217 Ct. Cl. 697 | Ct. Cl. | 1978

This tax refund suit is before the court on defendant’s motion for summary judgment. The material facts are not in dispute. After careful consideration of the briefs and without oral argument, we grant defendant’s motion for summary judgment.

*698In this suit plaintiffs, who filed joint tax returns for the years in dispute, are seeking to recover certain property ($7,500, representing the cash surrender value of life insurance policies; $10,000, representing a bank account in plaintiff Evelyn Cooper’s name; and $1,000, representing partial payment of a professional fee owed to plaintiff Franklin Cooper) which the Internal Revenue Service seized under a levy based upon income tax assessments for taxable years 1971, 1972, and 1973. The property in dispute only partially satisfied the total assessment ($25,687.64) against plaintiffs for the three taxable years.

Plaintiffs have previously contested the merits of the issue upon which the Internal Revenue Service assessments for taxable years 1971 and 1972 were made. The United States Tax Court upheld the Commissioner in that suit and was affirmed upon appeal to the United States Circuit Court of Appeals for the Second Circuit. Cooper v. Commissioner, 34 T.C.M. (CCH) 1396 (1975), aff'd, 542 F. 2d 599 (2d Cir. 1976).

Plaintiffs did not contest the 1973 deficiency before the Tax Court. Nor have plaintiffs ever filed a refund claim with the Internal Revenue Service for their 1973 taxable year. The basis for the Commissioner’s deficiency notice to plaintiffs for their 1973 taxable year appears to be the same as in the prior two taxable years — disallowance of certain depreciation deductions plaintiffs had claimed.
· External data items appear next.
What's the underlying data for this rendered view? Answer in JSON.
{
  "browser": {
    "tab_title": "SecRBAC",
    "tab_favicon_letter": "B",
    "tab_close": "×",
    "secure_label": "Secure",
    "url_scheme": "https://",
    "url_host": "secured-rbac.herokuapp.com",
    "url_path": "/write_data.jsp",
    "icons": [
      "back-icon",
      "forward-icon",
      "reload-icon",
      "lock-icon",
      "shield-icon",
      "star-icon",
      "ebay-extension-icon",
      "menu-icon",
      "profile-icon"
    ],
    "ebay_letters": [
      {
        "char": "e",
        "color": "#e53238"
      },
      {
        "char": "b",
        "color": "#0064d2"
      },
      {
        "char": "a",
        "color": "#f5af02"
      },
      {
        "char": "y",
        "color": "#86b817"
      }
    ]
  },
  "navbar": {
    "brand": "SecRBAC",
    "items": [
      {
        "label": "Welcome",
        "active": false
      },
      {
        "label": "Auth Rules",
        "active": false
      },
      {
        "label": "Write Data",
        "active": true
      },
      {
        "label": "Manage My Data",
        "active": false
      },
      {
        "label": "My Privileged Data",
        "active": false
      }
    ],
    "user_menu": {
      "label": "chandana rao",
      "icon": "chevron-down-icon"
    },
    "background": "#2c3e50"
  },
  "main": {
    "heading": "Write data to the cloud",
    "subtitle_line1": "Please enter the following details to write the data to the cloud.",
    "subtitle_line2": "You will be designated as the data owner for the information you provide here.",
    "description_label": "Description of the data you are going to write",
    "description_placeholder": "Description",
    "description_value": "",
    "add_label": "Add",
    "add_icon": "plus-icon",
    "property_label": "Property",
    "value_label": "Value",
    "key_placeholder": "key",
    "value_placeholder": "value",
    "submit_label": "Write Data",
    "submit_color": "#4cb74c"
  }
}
To the extent that plaintiffs’ petition requests us to review the facts underlying the deficiency assessments for their 1971 and 1972 taxable years, we cannot for lack of jurisdiction. The deficiency assessments for those years were judicially reviewed in the United States Tax Court and upheld. Review of Tax Court decisions is exclusively vested in the United States Courts of Appeals. I.R.C. § 7482(a); Gilliam v. United States, 216 Ct. Cl. 464 (1978). Further, plaintiffs have already had the Tax Court’s decision reviewed by the Second Circuit Court of Appeals. To the extent the plaintiffs are seeking to have a de novo proceeding commenced in this court regarding their 1971 and 1972 tax liability, we cannot do so for under the doctrine of res judicata the Tax Court’s decision, which has been affirmed by the Second Circuit Court of Appeals, is binding upon us. Commissioner v. Sunnen, 333 U.S. 591 (1948).

In regard to plaintiffs’ refund claim for their 1973 taxable year, they have never filed a refund claim with the *699Internal Revenue Service. The filing of such a refund claim with the Internal Revenue Service is a jurisdictional prerequisite to the maintenance of a refund suit in this court or a federal district court. I.R.C. § 7422(a). Thus, this court lacks jurisdiction to consider plaintiffs’ 1973 refund claim also.

Since plaintiffs sue pro se, the document filed April 28, 1978, entitled "Brief,” has been treated as a response to the defendant’s motion for summary judgment. However, the "Brief’ fails to establish that this court has jurisdiction and without jurisdiction we cannot pass on the issues plaintiffs seek to put before us.

Accordingly, we grant defendant’s motion for summary judgment and order plaintiffs’ petition dismissed.